As part of a toy project I've been trying to make a small modification of someone else's parser based on flex/bison. I'm really not experienced with either. You can find the original parser here.
I've been trying to put together a simple function that accepts a string and returns a parse tree, so I can expose this via FFI for use in another programming language. What I have is mostly based on the main() function in the original program, my butchered version is below:
TreeNode* parse_string(char *s)
{
FILE *in = fmemopen(s, strlen(s), "r");
lex2_initialise();
parse_file(in);
fclose(in);
preprocess_tokens();
yyparse();
return top;
}
This actually works fine, at least the first time I call it. The second time it complains about misparsed tokens, and the error reporting function used appears to be called from somewhere inside a maze of goto statements within the generated parser during the call to yyparse(), at which point I don't understand what's going on anymore.
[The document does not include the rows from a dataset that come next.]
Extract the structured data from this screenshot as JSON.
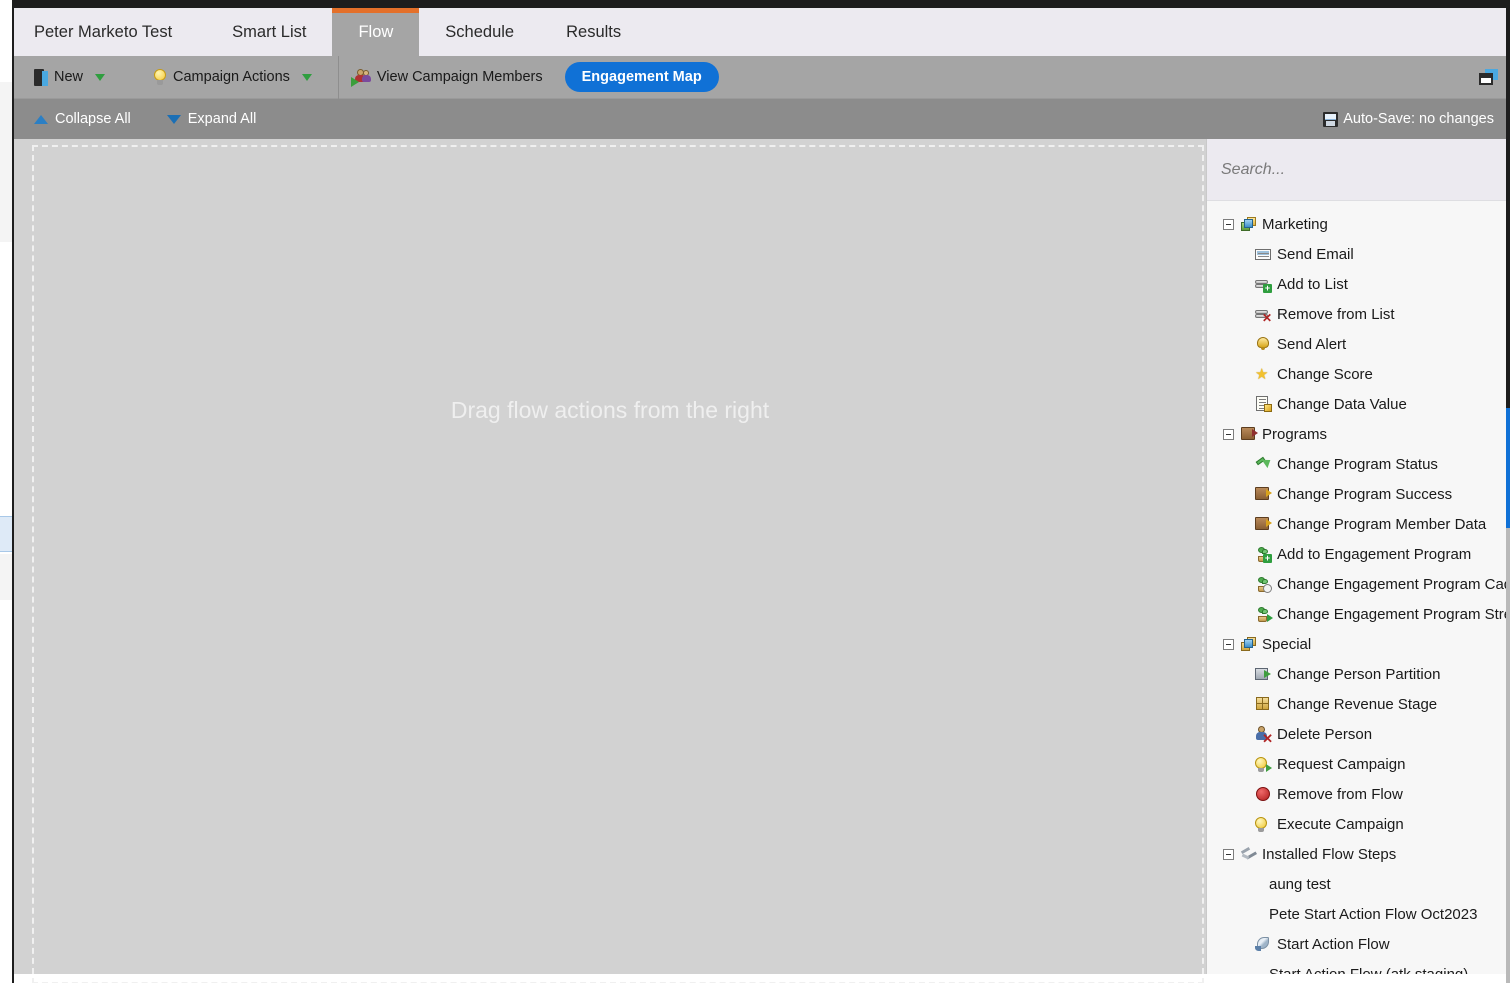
{
  "tabs": [
    {
      "label": "Peter Marketo Test",
      "active": false
    },
    {
      "label": "Smart List",
      "active": false
    },
    {
      "label": "Flow",
      "active": true
    },
    {
      "label": "Schedule",
      "active": false
    },
    {
      "label": "Results",
      "active": false
    }
  ],
  "toolbar": {
    "new_label": "New",
    "campaign_actions_label": "Campaign Actions",
    "view_members_label": "View Campaign Members",
    "engagement_map_label": "Engagement Map",
    "accent_blue": "#1071d6",
    "active_tab_orange": "#e4702a",
    "bar_grey": "#a5a5a5"
  },
  "subbar": {
    "collapse_all_label": "Collapse All",
    "expand_all_label": "Expand All",
    "autosave_label": "Auto-Save: no changes",
    "bar_grey": "#8c8c8c"
  },
  "canvas": {
    "drop_hint": "Drag flow actions from the right",
    "background": "#d2d2d2",
    "dash_color": "#f0f0f0"
  },
  "palette": {
    "search_placeholder": "Search...",
    "search_value": "",
    "groups": [
      {
        "label": "Marketing",
        "icon": "marketing-folder-icon",
        "expanded": true,
        "items": [
          {
            "label": "Send Email",
            "icon": "envelope-icon"
          },
          {
            "label": "Add to List",
            "icon": "list-add-icon"
          },
          {
            "label": "Remove from List",
            "icon": "list-remove-icon"
          },
          {
            "label": "Send Alert",
            "icon": "bell-icon"
          },
          {
            "label": "Change Score",
            "icon": "star-icon"
          },
          {
            "label": "Change Data Value",
            "icon": "document-edit-icon"
          }
        ]
      },
      {
        "label": "Programs",
        "icon": "program-book-icon",
        "expanded": true,
        "items": [
          {
            "label": "Change Program Status",
            "icon": "green-arrow-icon"
          },
          {
            "label": "Change Program Success",
            "icon": "program-edit-icon"
          },
          {
            "label": "Change Program Member Data",
            "icon": "program-edit-icon"
          },
          {
            "label": "Add to Engagement Program",
            "icon": "plant-add-icon"
          },
          {
            "label": "Change Engagement Program Cadence",
            "icon": "plant-clock-icon"
          },
          {
            "label": "Change Engagement Program Stream",
            "icon": "plant-arrow-icon"
          }
        ]
      },
      {
        "label": "Special",
        "icon": "special-folder-icon",
        "expanded": true,
        "items": [
          {
            "label": "Change Person Partition",
            "icon": "partition-icon"
          },
          {
            "label": "Change Revenue Stage",
            "icon": "revenue-cube-icon"
          },
          {
            "label": "Delete Person",
            "icon": "delete-person-icon"
          },
          {
            "label": "Request Campaign",
            "icon": "campaign-bulb-icon"
          },
          {
            "label": "Remove from Flow",
            "icon": "stop-sign-icon"
          },
          {
            "label": "Execute Campaign",
            "icon": "campaign-bulb-icon"
          }
        ]
      },
      {
        "label": "Installed Flow Steps",
        "icon": "installed-steps-icon",
        "expanded": true,
        "items": [
          {
            "label": "aung test",
            "icon": "none"
          },
          {
            "label": "Pete Start Action Flow Oct2023",
            "icon": "none"
          },
          {
            "label": "Start Action Flow",
            "icon": "rocket-icon"
          },
          {
            "label": "Start Action Flow (atk staging)",
            "icon": "none"
          }
        ]
      }
    ]
  }
}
The original program itself only appears to be designed to take all its input upfront and then exit, so it doesn't leave me with much clue of what I'm missing. Putting aside the not-altogether-outlandish idea some old state is being retained elsewhere in the rest of the program, my main questions are:
Do either Flex or Bison maintain global state between calls to yyparse()
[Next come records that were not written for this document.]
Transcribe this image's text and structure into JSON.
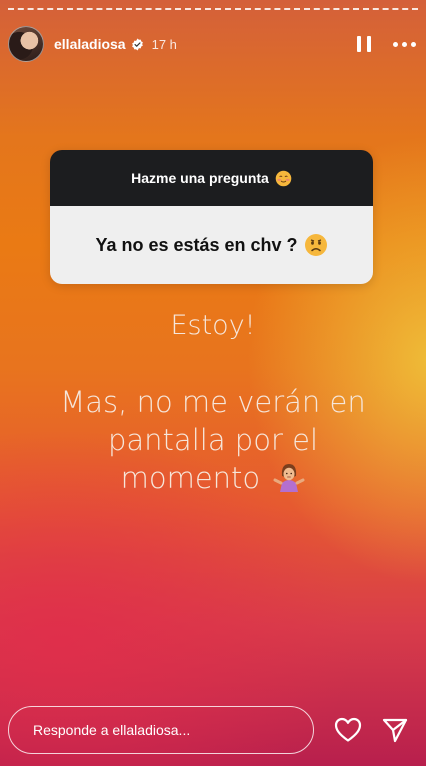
{
  "story": {
    "progress_segments": 7,
    "username": "ellaladiosa",
    "time_ago": "17 h"
  },
  "question_sticker": {
    "prompt": "Hazme una pregunta",
    "question": "Ya no es estás en chv ?"
  },
  "story_text": {
    "line1": "Estoy!",
    "line2a": "Mas, no me verán en",
    "line2b": "pantalla por el",
    "line2c": "momento"
  },
  "reply_bar": {
    "placeholder": "Responde a ellaladiosa..."
  },
  "icons": {
    "verified": "verified-badge-icon",
    "pause": "pause-icon",
    "more": "more-options-icon",
    "heart": "heart-icon",
    "send": "send-icon",
    "emoji_prompt": "smiling-blush-emoji",
    "emoji_question": "frowning-face-emoji",
    "emoji_text": "woman-shrugging-emoji"
  }
}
Is there some simple function call I could put at the end of the function above to wipe it all and reset everything back to the initial state?
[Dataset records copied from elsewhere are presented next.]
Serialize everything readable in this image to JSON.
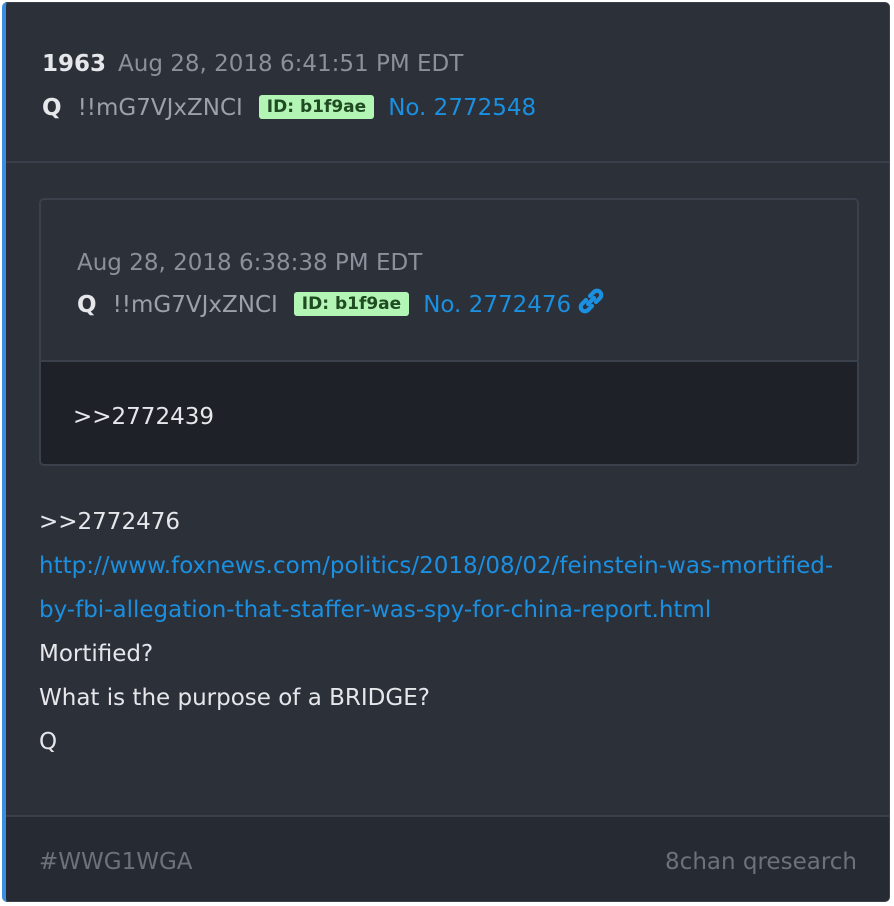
{
  "post": {
    "number": "1963",
    "timestamp": "Aug 28, 2018 6:41:51 PM EDT",
    "author": "Q",
    "tripcode": "!!mG7VJxZNCI",
    "id_badge": "ID: b1f9ae",
    "post_link": "No. 2772548"
  },
  "quoted": {
    "timestamp": "Aug 28, 2018 6:38:38 PM EDT",
    "author": "Q",
    "tripcode": "!!mG7VJxZNCI",
    "id_badge": "ID: b1f9ae",
    "post_link": "No. 2772476",
    "link_icon": "link-icon",
    "body": ">>2772439"
  },
  "body": {
    "reply_ref": ">>2772476",
    "url": "http://www.foxnews.com/politics/2018/08/02/feinstein-was-mortified-by-fbi-allegation-that-staffer-was-spy-for-china-report.html",
    "line1": "Mortified?",
    "line2": "What is the purpose of a BRIDGE?",
    "signature": "Q"
  },
  "footer": {
    "tag": "#WWG1WGA",
    "source": "8chan qresearch"
  },
  "colors": {
    "background": "#2b3039",
    "accent_border": "#3d8ee0",
    "link": "#1b8fe0",
    "id_badge_bg": "#b3f5b5"
  }
}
Do either Flex or Bison maintain global state between calls to yyparse()
Flex maintains information about the current input stream. If the parse does not consume the entire input stream (which is quite common for parsers which terminate abnormally on errors), then the next call to yyparse will continue reading from where the previous one left off. Providing a new input buffer will (mostly) reset the lexer's state, but there may be some aspects which have not been reset, notably the current start condition, and the condition stack if that option has been enabled.
The bison-generated parser does not rely on global state. It is designed to clear its internal state prior to returning from yyparse. However, if a parser action executes a return statement directly (this is not recommended), then the cleanup will be bypassed, which is likely to create a memory leak. Actions which prematurely terminate the parse should use the macros YYACCEPT or YYABORT rather than a return statement.
Is there some simple function call I could put at the end of the function above to wipe it all and reset everything back to the initial state?
The default flex-generated parser, which is designed to be called every time a token is required, is heavily reliant on global variables. Most, but not all, of the flex state is maintained in the current YY_BUFFER_STATE (which is kept in a global variable), and that object can be reset by the yyrestart function, or any of the functions which provide a character buffer as lexer input. However, these functions do not reset the start condition nor do they flush the condition stack (if enabled), or the buffer stack. If you want to reset the state completely, you need to flush the stacks manually, and reset the start condition with BEGIN(INITIAL).
One approach to making a more easily restartable scanner is to build a reentrant scanner. A reentrant scanner keeps all of its state (including start conditions and buffer stack) in a scanner structure, which means that you can completely reset the scanner state simply by creating a new scanner structure (and, of course, destroying the old one to avoid leaking memory.)
There are lots of good reasons to use reentrant scanners [Note 1]. For one thing, it allows you to have more than one parser active at the same time, and it eliminates a reliance on global state. But unfortunately, it's not as simple as just setting a flex options.
Reentrant scanners have a different API (which includes a pointer to the scanner state structure). This state structure needs to be passed into yyparse and yyparse needs to pass it to yylex; all of this requires some modifications to the bison options. Also, reentrant scanners cannot use the global yylval to communicate the semantic value of a token to the parser [Note 2].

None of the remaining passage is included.